Faster Myelin Repair and Nerve Regeneration

The researchers then explored whether the mutation could help repair existing myelin damage similar to what occurs in MS. In mice with the mutation, damaged myelin recovered more quickly and more completely. The affected areas also contained greater numbers of mature oligodendrocytes, the cells responsible for producing myelin.

Vitamin A Metabolite ATDR Boosts Brain Repair

Further analysis revealed that mice with the mutation produced increased levels of ATDR, a metabolite derived from vitamin A, in their brains. The mutation appears to enhance the activity of enzymes that convert vitamin A into its active forms. These metabolites support the growth and maturation of oligodendrocytes, which in turn helps rebuild the myelin sheath.

When researchers administered ATDR to mice with an MS-like condition, the animals showed reduced disease severity and improved motor function.

A Potential New Approach to Treating MS

Current therapies for MS largely aim to control immune system activity. Zhang suggests this discovery could point to a different strategy. “ATDR is something everyone already has in their body. Our findings suggest that there may be an alternative approach that uses naturally occurring molecules to treat diseases related to myelin damage,” he says.

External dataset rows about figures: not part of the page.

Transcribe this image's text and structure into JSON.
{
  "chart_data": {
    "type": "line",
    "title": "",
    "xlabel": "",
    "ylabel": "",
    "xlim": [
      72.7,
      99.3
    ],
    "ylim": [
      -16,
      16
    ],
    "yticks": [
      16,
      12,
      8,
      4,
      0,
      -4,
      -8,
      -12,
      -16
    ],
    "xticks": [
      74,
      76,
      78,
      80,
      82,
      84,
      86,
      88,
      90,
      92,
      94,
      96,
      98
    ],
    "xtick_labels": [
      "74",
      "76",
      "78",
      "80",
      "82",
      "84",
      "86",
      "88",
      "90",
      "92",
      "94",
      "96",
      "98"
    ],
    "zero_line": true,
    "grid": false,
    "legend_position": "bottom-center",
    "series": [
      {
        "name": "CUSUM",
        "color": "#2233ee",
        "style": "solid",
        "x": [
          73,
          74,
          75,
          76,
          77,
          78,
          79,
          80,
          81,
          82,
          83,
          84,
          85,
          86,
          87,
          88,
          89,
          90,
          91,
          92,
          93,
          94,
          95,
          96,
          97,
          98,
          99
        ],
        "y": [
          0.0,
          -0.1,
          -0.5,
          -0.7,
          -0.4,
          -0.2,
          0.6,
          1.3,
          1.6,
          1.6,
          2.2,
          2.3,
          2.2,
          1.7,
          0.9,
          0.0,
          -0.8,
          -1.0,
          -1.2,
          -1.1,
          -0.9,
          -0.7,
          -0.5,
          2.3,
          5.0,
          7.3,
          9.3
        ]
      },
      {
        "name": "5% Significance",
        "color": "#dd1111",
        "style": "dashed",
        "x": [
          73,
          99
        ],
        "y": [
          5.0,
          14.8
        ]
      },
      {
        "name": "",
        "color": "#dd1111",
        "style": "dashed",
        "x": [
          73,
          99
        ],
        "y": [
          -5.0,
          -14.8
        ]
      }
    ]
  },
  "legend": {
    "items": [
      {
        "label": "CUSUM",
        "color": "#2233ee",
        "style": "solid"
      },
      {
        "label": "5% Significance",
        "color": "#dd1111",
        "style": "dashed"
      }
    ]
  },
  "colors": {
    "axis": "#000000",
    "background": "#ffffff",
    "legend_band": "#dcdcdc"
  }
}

The study was supported by the National Science and Technology Major Project, the National Natural Science Foundation of China, the China Postdoctoral Science Foundation, Shanghai Post-doctoral Excellence Program, the Natural Science Foundation of Shanghai, the 2024 Tibet Autonomous Region Science and Technology Plan Key R&D and Transformation Project, the Open Research Fund of Navy Medical University Basic Medical College, Yunnan Revitalization Talent Support Program Science & Technology Champion Project and the Yunnan Revitalization Talent Support Program.